In marketing and retail, product sabotage is a practice used to encourage the customer to purchase a more profitable product or service as opposed to cheaper alternatives. It is also the practice where a company attempts to aim different prices at different types of customer. There are several methods used in achieving this:

==Cheap packaging==
This method is commonly used in supermarkets, where the cheapest products are packaged in cheap and basic packaging. These products are normally displayed alongside the more attractively packaged and expensive items, in an attempt to persuade customers to buy the more expensive alternative instead.

For example, the Tesco supermarket chain sells a "value" range of products in garish (red, blue, and white) packaging to make them appear unappealing and inferior to their regular brand.

==Omitting products from menus==
Not promoting cheaper alternatives. An example of this method is coffee companies who hide or downplay cheaper drinks in the hope that customers will buy something pricier. Starbucks and Coffee Republic, who both have a product called "short cappuccino", are known to use this practice. The staff know the product, the tills have a button for it, but the product is not listed on the menu boards. Customers who are not aware of it are likely to purchase one of the more profitable items listed on the menu.

==Duplicate manufacture==
Manufacturing two versions of the same product at different prices. In the hi-tech world it is common for companies to produce a high-specification product, sold at a premium price, and then sell the same product more cheaply with some of the functions disabled. IBM did this with a printer in the 1990s, where an economy version for a home user was the top-of-the-range model with a microchip in it to slow it down.

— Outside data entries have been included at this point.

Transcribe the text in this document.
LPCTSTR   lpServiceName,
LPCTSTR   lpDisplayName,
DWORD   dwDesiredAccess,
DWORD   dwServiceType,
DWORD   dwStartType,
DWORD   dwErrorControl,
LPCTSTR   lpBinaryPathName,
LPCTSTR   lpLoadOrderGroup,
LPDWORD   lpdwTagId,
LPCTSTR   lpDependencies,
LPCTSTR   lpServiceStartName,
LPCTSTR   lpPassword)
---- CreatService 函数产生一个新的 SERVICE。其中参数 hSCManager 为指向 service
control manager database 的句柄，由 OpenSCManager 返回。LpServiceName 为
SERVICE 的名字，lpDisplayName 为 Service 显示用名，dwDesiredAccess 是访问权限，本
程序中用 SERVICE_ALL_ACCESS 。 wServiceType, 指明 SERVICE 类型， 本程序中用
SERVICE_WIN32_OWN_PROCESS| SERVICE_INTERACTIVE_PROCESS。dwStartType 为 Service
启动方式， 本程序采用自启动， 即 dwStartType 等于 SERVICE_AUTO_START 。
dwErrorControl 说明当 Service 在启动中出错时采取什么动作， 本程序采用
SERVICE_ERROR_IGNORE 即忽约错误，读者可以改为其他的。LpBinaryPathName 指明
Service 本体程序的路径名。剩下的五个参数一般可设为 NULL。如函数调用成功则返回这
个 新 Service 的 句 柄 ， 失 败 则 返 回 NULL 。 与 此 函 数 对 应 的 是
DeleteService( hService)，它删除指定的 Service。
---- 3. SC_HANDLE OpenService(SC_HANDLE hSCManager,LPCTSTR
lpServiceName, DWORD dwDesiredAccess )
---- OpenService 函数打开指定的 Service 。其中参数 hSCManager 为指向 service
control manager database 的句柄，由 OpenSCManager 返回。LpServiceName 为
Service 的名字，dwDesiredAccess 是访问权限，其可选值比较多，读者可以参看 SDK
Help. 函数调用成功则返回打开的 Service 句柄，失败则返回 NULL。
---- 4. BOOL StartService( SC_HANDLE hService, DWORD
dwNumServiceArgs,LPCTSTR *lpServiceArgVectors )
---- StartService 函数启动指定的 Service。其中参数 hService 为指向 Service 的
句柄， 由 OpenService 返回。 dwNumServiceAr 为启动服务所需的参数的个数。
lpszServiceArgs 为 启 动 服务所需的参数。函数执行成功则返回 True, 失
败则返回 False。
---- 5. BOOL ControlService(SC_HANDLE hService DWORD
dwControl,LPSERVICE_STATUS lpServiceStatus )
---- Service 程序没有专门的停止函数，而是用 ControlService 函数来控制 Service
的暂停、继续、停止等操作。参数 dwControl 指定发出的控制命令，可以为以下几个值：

All versions of Microsoft Vista and Microsoft Windows 7 shipped on an identical DVD and installs the same software regardless of the version purchased by the consumer. However, certain features are hidden or unusable by the user depending on the installation code entered. Upon attempting to use such features, the software will offer an "upgrade" and take an immediate payment from the customer before the features are instantly unlocked without any further installation being required.

The Intel 486DX CPU came with a floating point calculation unit. The 486SX was exactly the same chip with the electrical connections to the floating point unit cut. (Officially this was done to chips where the floating point unit was not working properly, but the CPU was fine. If this was the case it can't be said to be product sabotage.)